Ci sono ritorni e ritorni: l'irrilevanza di tanti, il successo di Spalletti. Aspettando Novellino
I grandi ritorni non entusiasmano nel calcio. Dall'irrilevanza al disastro il passo è breve. Al Milan, per esempio, sono sempre stati disposti a concedere una seconda opportunità, in panchina come sul campo. Ma la riproposizione di Fabio Capello e Arrigo Sacchi non seppe creare magie perdute, il riaffacciarsi di Andriy Shevchenko si rivelò poco più di una comparsata, la presenza attuale di Mario Balotelli e Kevin Prince Boateng è certificata più dal gossip che dalle cronache delle partite. A volte, però, battere piste già conosciute si rivela vincente, come per Luciano Spalletti alla Roma. Alla base c'è un duplice cambiamento. Di uomini, innanzitutto, nel senso fisico del termine. A richiamare il tecnico è stata una dirigenza nuova, con il passaggio dal familismo dei Sensi alle visioni stelle&strisce di James Pallotta: non si conoscevano, è stato come ripartire da zero. Come un ripartire da zero è stato quello di Spalletti. Si era lasciato male con Roma e con la Roma, con qualche polemica di troppo. L'allenatore è tornato, come si suol dire, vaccinato a certe situazioni, smussando aspetti caratteriali ma senza venire mai meno a quanto richiede il ruolo. Chiari la catena di comando e il senso delle decisioni, dopo gli ondeggiamenti dell'ultima fase di Rudi Garcia. Un ritorno ai metodi zemaniani, quando non si guardava in faccia a nessuno, ma con la capacità di fare risultato. Perché se il boemo sacrificava i singoli in nome della propria idea di gioco (chiedere a De Rossi), Spalletti vuole invece salvare i singoli, non solo per la prima idea di gioco ma, innanzitutto, per la propria idea di squadra. Un'idea dove conta il gruppo, dove ognuno può dare qualcosa. E allora si può bacchettare Totti e poi concedergli la standing ovation al Bernabeu e, al tempo stesso, tirare le orecchie a Dzeko per gli errori contro il Real Madrid e riaffidargli comunque una maglia da titolare pochi giorni dopo: responsabilizzandolo, non massacrandolo, fino a venire ripagato da un gol che sembrava essere diventato una chimera. Un metodo con cui Spalletti ha saputo ricompattare la squadra, su cui ha ricostruito la credibilità della Roma e della sua classifica: con quella di Udine siamo arrivati a otto vittorie consecutive che, in altri tempi, avrebbero fatto gridare al miracolo, mentre oggi sono (quasi) la normalità per quanto stanno facendo Juventus e Roma.

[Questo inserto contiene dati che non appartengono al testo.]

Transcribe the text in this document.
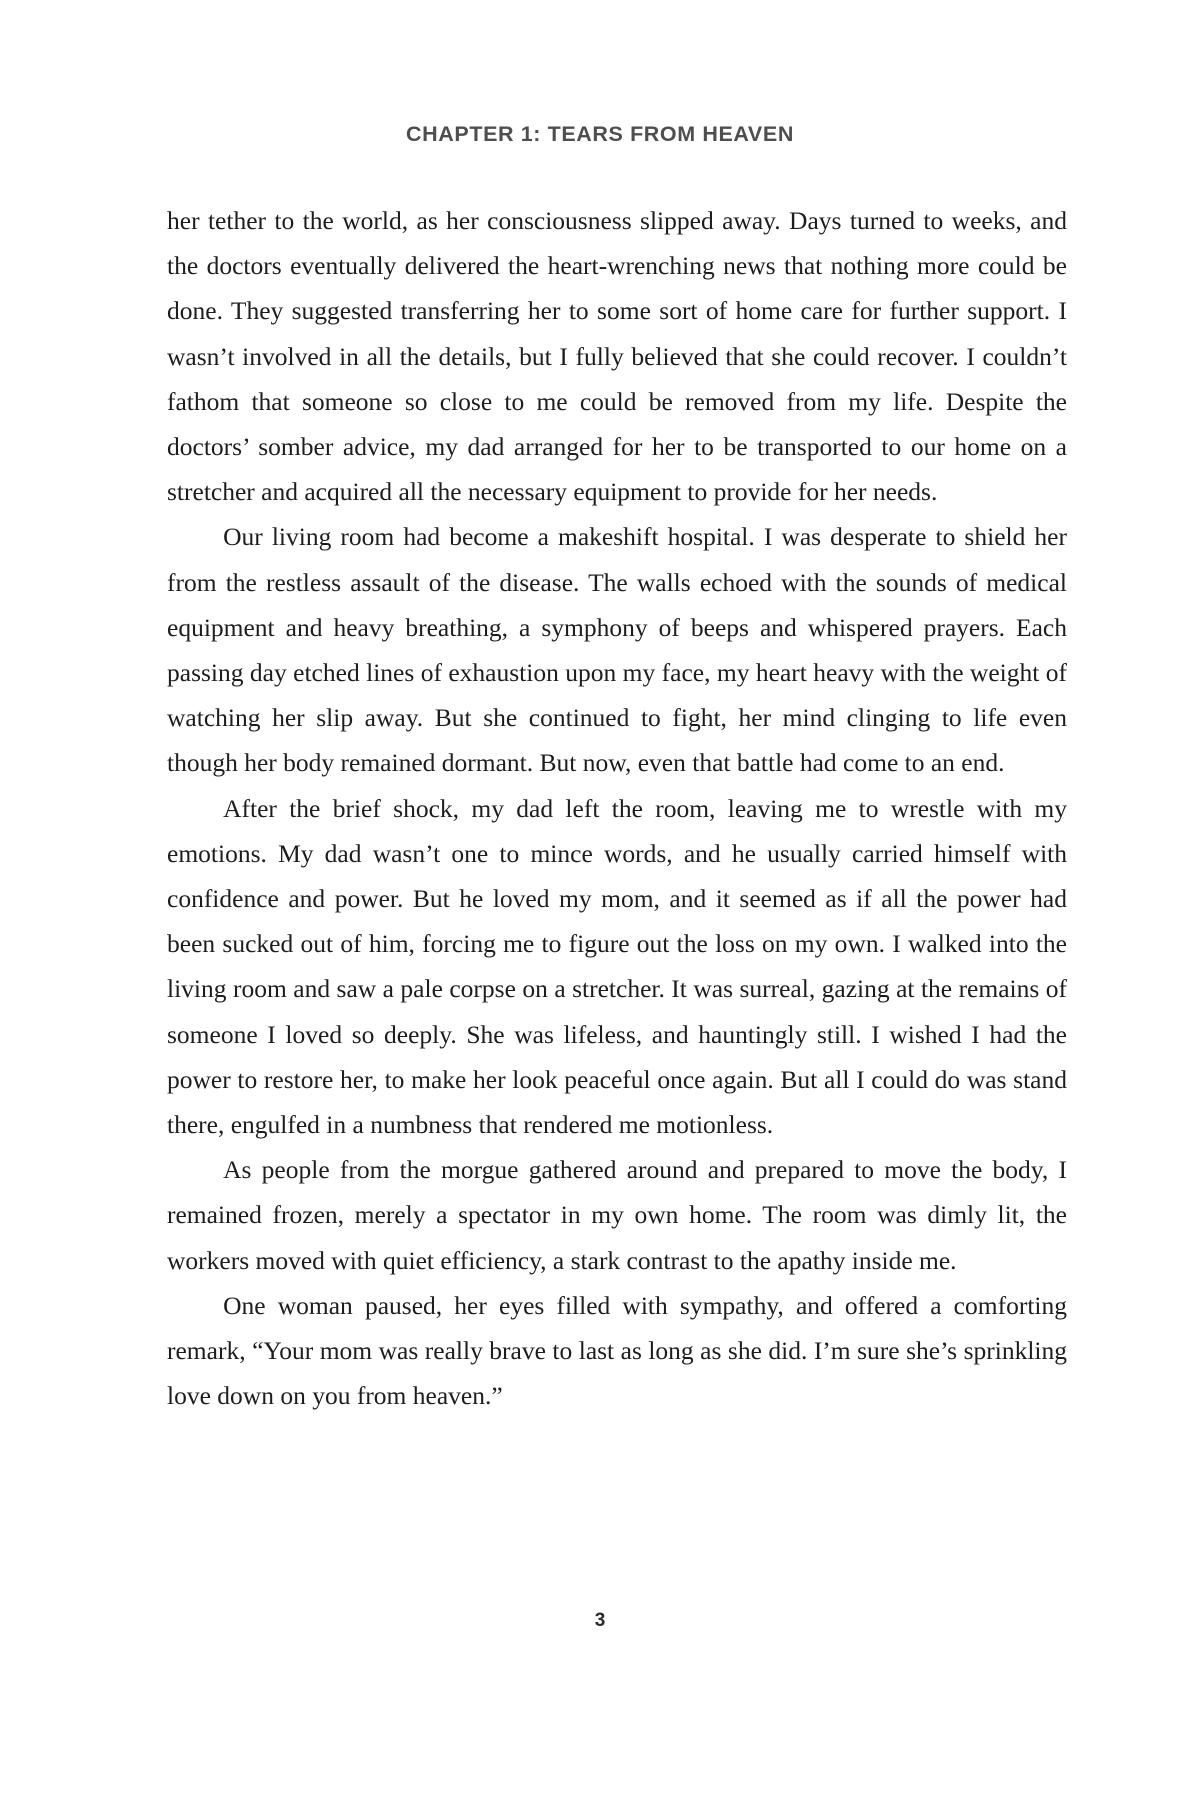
CHAPTER 1: TEARS FROM HEAVEN

her tether to the world, as her consciousness slipped away. Days turned to weeks, and the doctors eventually delivered the heart-wrenching news that nothing more could be done. They suggested transferring her to some sort of home care for further support. I wasn’t involved in all the details, but I fully believed that she could recover. I couldn’t fathom that someone so close to me could be removed from my life. Despite the doctors’ somber advice, my dad arranged for her to be transported to our home on a stretcher and acquired all the necessary equipment to provide for her needs.

Our living room had become a makeshift hospital. I was desperate to shield her from the restless assault of the disease. The walls echoed with the sounds of medical equipment and heavy breathing, a symphony of beeps and whispered prayers. Each passing day etched lines of exhaustion upon my face, my heart heavy with the weight of watching her slip away. But she continued to fight, her mind clinging to life even though her body remained dormant. But now, even that battle had come to an end.

After the brief shock, my dad left the room, leaving me to wrestle with my emotions. My dad wasn’t one to mince words, and he usually carried himself with confidence and power. But he loved my mom, and it seemed as if all the power had been sucked out of him, forcing me to figure out the loss on my own. I walked into the living room and saw a pale corpse on a stretcher. It was surreal, gazing at the remains of someone I loved so deeply. She was lifeless, and hauntingly still. I wished I had the power to restore her, to make her look peaceful once again. But all I could do was stand there, engulfed in a numbness that rendered me motionless.

As people from the morgue gathered around and prepared to move the body, I remained frozen, merely a spectator in my own home. The room was dimly lit, the workers moved with quiet efficiency, a stark contrast to the apathy inside me.

One woman paused, her eyes filled with sympathy, and offered a comforting remark, “Your mom was really brave to last as long as she did. I’m sure she’s sprinkling love down on you from heaven.”

3
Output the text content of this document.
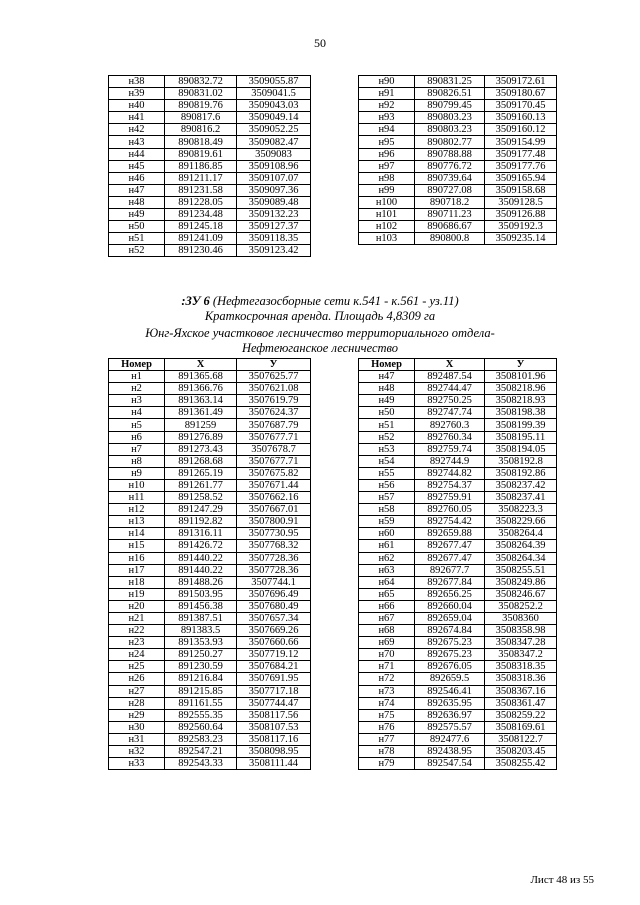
50
н38	890832.72	3509055.87
н39	890831.02	3509041.5
н40	890819.76	3509043.03
н41	890817.6	3509049.14
н42	890816.2	3509052.25
н43	890818.49	3509082.47
н44	890819.61	3509083
н45	891186.85	3509108.96
н46	891211.17	3509107.07
н47	891231.58	3509097.36
н48	891228.05	3509089.48
н49	891234.48	3509132.23
н50	891245.18	3509127.37
н51	891241.09	3509118.35
н52	891230.46	3509123.42
н90	890831.25	3509172.61
н91	890826.51	3509180.67
н92	890799.45	3509170.45
н93	890803.23	3509160.13
н94	890803.23	3509160.12
н95	890802.77	3509154.99
н96	890788.88	3509177.48
н97	890776.72	3509177.76
н98	890739.64	3509165.94
н99	890727.08	3509158.68
н100	890718.2	3509128.5
н101	890711.23	3509126.88
н102	890686.67	3509192.3
н103	890800.8	3509235.14
:ЗУ 6 (Нефтегазосборные сети к.541 - к.561 - уз.11)
Краткосрочная аренда. Площадь 4,8309 га
Юнг-Яхское участковое лесничество территориального отдела-
Нефтеюганское лесничество
Номер	Х	У
н1	891365.68	3507625.77
н2	891366.76	3507621.08
н3	891363.14	3507619.79
н4	891361.49	3507624.37
н5	891259	3507687.79
н6	891276.89	3507677.71
н7	891273.43	3507678.7
н8	891268.68	3507677.71
н9	891265.19	3507675.82
н10	891261.77	3507671.44
н11	891258.52	3507662.16
н12	891247.29	3507667.01
н13	891192.82	3507800.91
н14	891316.11	3507730.95
н15	891426.72	3507768.32
н16	891440.22	3507728.36
н17	891440.22	3507728.36
н18	891488.26	3507744.1
н19	891503.95	3507696.49
н20	891456.38	3507680.49
н21	891387.51	3507657.34
н22	891383.5	3507669.26
н23	891353.93	3507660.66
н24	891250.27	3507719.12
н25	891230.59	3507684.21
н26	891216.84	3507691.95
н27	891215.85	3507717.18
н28	891161.55	3507744.47
н29	892555.35	3508117.56
н30	892560.64	3508107.53
н31	892583.23	3508117.16
н32	892547.21	3508098.95
н33	892543.33	3508111.44
Номер	Х	У
н47	892487.54	3508101.96
н48	892744.47	3508218.96
н49	892750.25	3508218.93
н50	892747.74	3508198.38
н51	892760.3	3508199.39
н52	892760.34	3508195.11
н53	892759.74	3508194.05
н54	892744.9	3508192.8
н55	892744.82	3508192.86
н56	892754.37	3508237.42
н57	892759.91	3508237.41
н58	892760.05	3508223.3
н59	892754.42	3508229.66
н60	892659.88	3508264.4
н61	892677.47	3508264.39
н62	892677.47	3508264.34
н63	892677.7	3508255.51
н64	892677.84	3508249.86
н65	892656.25	3508246.67
н66	892660.04	3508252.2
н67	892659.04	3508360
н68	892674.84	3508358.98
н69	892675.23	3508347.28
н70	892675.23	3508347.2
н71	892676.05	3508318.35
н72	892659.5	3508318.36
н73	892546.41	3508367.16
н74	892635.95	3508361.47
н75	892636.97	3508259.22
н76	892575.57	3508169.61
н77	892477.6	3508122.7
н78	892438.95	3508203.45
н79	892547.54	3508255.42
Лист 48 из 55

Un ritorno, allo stesso modo, è stato quello di Walter Novellino a Palermo. Non tanto per la squadra, mai allenata prima, quanto per il fatto di ritrovarsi con Maurizio Zamparini, suo presidente a Venezia. Un riaffacciarsi inatteso, ripescando l'allenatore da un cono d'ombra in cui era finito dopo una serie di stagioni tutt'altro che esaltanti. A Novellino è stato affidato un compito immane, quello di recuperare una squadra che appare eufemistico definire confusa di fronte alle continue capriole del proprio numero uno, affetto da bulimia senile nel rapporto con i tecnici. Zamparini li ha divorati uno dietro l'altro quest'anno, tra prime scelte come Iachini, Ballardini e Schelotto e collaboratori come Viviani, Tedesco e Bosi (cui aggiungere anche dirigenti, come il ds Gerolin allontanato senza colpo ferire). Un mutare senza logica di volti, rapporti e metodologie, che ha avuto come unico effetto quello di portare la squadra sull'orlo della retrocessione e i tifosi sull'orlo di una crisi di nervi. Il cammino è cominciato con una sconfitta, accettabile per il valore dell'avversaria (il Napoli) non per gli equilibri della classifica. Novellino proverà a svegliare il Palermo con la solita ricetta fatta di lacrime&sangue, l'unica che sembri funzionare nelle situazioni disperate. Lo farà con tutte le sue forze, per il Palermo e per se stesso. Nella lunga carriera di Zamparini è stato l'unico allenatore (lasciando perdere la meteora Schelotto) a non essere mai stato esonerato, una medaglia che Novellino non vuole strapparsi dal petto proprio adesso.